The “Build Your Bucket” event invited local residents of the Tallahassee area to come and get informed on how to handle weather disasters.
Here in Florida, weather disasters are not uncommon, from hurricanes, tornadoes, tropical storms, wildfires, and floods all frequently affect communities in Florida.
Melissa Griffin, a representative for WeatherSTEM, a localized, state-of-art weather tracking system used throughout Leon County informed residents on what WeatherSTEM advocates for.
“We’re promoting weather awareness with public health and safety information on heat and lightning detection,” said Griffin. “Knowing about the weather and climate around you helps you to make good decisions.”
The event offered resourceful information to residents as they showed up to receive free weather buckets, and get an understanding of what they should do incase of a weather disaster.
Volunteers from Red Cross, Florida State University first responders, officials from WeatherSTEM and the Police Department were all in place to answer and give tips when needed.
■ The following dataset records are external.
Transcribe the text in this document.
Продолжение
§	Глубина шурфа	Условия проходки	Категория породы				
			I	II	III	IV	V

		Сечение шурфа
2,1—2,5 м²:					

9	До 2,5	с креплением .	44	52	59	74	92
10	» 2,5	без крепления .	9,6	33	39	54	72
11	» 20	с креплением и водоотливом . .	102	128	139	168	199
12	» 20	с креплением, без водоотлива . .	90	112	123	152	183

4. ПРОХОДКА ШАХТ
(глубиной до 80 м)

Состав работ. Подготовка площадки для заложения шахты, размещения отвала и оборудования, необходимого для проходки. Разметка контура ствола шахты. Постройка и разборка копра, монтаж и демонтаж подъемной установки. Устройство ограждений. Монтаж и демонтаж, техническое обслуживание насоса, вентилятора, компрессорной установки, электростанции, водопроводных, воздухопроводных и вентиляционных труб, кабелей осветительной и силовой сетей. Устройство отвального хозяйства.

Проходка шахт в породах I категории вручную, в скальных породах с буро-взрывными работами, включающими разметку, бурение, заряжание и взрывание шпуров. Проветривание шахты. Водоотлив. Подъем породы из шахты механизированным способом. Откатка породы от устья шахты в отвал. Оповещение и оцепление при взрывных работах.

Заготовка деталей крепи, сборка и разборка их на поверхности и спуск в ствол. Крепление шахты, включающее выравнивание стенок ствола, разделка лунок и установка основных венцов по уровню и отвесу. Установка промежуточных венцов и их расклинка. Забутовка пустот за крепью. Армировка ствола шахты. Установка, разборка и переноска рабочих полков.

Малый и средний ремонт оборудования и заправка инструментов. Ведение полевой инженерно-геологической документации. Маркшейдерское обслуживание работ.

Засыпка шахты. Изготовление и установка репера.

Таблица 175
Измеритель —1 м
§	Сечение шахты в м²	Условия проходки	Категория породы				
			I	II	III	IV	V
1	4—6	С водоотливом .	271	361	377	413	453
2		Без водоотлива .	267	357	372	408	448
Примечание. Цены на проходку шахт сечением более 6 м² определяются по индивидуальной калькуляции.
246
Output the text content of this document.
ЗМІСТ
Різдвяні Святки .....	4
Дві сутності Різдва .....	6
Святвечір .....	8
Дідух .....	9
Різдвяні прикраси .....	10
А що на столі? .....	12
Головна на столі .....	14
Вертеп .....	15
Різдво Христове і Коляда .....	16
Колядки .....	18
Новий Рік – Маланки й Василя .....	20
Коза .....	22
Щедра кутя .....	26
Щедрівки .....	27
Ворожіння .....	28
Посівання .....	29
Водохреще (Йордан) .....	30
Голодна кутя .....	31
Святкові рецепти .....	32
Division director at Volunteer Leon Jerri Bush, showed how to build weather buckets and demonstrated how to make use of the items during a weather disaster.
Many families came out in support of the “Build Your Bucket” event, Keisha Larkin found it to be “constructive” for her and her children.
“I thought it was a very good tool for them to use in case they were home alone or if something happened to me they would be able to help me out.” said Larkin.
Larkin believed that the tips given to her aided her family in a positive way.
“We are a lot more equipped and a lot more prepared if anything happens, we have our kit and they [the kids] know what to do, we have numbers now and we know who to call so I think we will be okay.”
The “Build Your Bucket” event was to encourage residents and seek understanding for the necessary precautions to weather disasters.
FSU Emergency Management Director Dave Burjak mentioned how residents first need to take charge in being prepared.
“The first responsibility for you as an individual is to be prepared. For us, when we teach you how to be better prepared it will hopefully eliminate your need to seek our services if something happens,” Burjak said.
This was the first time that the county and city came together and put on the “Build a Bucket” event. Both were optimistic about continuing with the event in the future.